Freedom Fighter or Terrorist? The Life and Death of Che Guevara


Che Guevara’s legacy depends entirely on how you view the revolutionary in the first place. Certainly, it isn’t a case of black or white; there are many shades of gray when analyzing his life and career. The likes of Nelson Mandela and Jean-Paul Sartre praised him as a lover of freedom, an intellectual, and an inspiration. Novelist Graham Greene viewed him as someone who represented gallantry and chivalry, while various journalists and public figures see him as a role model.

The government he helped overthrow in Cuba was oppressive; as was the Bolivian government that he tried and failed to defeat. His desire to help the poor and oppressed peoples of Central and South America was undeniably genuine, and he believed their freedom should come by any means necessary.
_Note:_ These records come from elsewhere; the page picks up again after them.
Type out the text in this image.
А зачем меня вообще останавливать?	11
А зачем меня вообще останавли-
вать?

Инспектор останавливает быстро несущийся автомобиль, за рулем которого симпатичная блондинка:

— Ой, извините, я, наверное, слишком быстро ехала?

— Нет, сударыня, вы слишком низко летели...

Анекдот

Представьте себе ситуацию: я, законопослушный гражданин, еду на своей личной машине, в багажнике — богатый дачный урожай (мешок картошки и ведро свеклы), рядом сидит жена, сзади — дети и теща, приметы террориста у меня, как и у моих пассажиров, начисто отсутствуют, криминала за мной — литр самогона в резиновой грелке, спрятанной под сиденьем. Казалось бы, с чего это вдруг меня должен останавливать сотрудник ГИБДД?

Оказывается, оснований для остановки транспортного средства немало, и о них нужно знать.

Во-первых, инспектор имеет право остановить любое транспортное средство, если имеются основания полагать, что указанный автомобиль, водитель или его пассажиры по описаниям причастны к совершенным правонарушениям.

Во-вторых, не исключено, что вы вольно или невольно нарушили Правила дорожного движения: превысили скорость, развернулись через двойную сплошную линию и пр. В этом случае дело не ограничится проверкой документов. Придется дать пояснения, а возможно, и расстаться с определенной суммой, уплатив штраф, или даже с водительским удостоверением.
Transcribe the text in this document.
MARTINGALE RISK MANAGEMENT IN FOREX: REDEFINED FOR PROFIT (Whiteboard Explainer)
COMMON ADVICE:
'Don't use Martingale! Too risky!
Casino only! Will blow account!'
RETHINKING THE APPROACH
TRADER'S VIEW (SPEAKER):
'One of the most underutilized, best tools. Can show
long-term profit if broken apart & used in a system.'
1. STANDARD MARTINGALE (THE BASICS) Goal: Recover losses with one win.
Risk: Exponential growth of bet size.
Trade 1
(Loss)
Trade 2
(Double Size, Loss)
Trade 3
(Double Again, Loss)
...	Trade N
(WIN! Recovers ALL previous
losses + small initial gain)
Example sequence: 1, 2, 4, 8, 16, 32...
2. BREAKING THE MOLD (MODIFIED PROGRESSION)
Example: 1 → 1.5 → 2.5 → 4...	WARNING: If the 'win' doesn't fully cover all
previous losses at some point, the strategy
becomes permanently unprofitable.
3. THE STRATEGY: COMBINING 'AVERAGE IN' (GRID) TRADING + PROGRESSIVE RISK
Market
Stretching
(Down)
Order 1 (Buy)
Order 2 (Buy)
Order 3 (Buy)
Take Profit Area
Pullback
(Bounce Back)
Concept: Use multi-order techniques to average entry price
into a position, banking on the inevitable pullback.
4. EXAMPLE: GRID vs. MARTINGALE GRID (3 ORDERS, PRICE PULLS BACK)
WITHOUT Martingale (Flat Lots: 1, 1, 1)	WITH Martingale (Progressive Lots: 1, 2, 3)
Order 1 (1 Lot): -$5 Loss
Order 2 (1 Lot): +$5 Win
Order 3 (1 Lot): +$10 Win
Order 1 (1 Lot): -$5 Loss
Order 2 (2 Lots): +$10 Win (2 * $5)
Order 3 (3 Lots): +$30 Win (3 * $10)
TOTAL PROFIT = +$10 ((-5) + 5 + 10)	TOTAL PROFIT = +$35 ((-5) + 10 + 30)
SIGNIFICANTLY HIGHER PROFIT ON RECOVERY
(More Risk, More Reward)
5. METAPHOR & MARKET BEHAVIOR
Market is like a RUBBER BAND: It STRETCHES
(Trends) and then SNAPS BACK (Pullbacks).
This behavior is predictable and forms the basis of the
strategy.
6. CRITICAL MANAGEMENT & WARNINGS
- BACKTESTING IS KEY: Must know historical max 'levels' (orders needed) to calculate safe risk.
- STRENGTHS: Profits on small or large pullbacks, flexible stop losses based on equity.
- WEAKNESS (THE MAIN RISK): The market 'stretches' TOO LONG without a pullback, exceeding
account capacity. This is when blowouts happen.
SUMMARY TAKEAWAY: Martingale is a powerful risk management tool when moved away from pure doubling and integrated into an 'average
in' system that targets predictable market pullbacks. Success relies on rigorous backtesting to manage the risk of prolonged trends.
Yet it would be incorrect to overlook his many flaws. There are relatively few books available that openly criticize Guevara. He was equally at home firing a gun as he was administering medicine. Critics suggest that Cubans were even worse off under Castro than during the reign of Batista. Guevara even admitted that it was necessary to become a ‘cold killing machine motivated by pure hate.’ After the Cuban Revolution, Guevara oversaw the purge of Batista’s men as hundreds of people were executed. He is also accused of executing dozens of people without trial.

Ultimately, Che Guevara remains as an icon to some and a murderer to others. After all, one person’s freedom fighter is another person’s terrorist.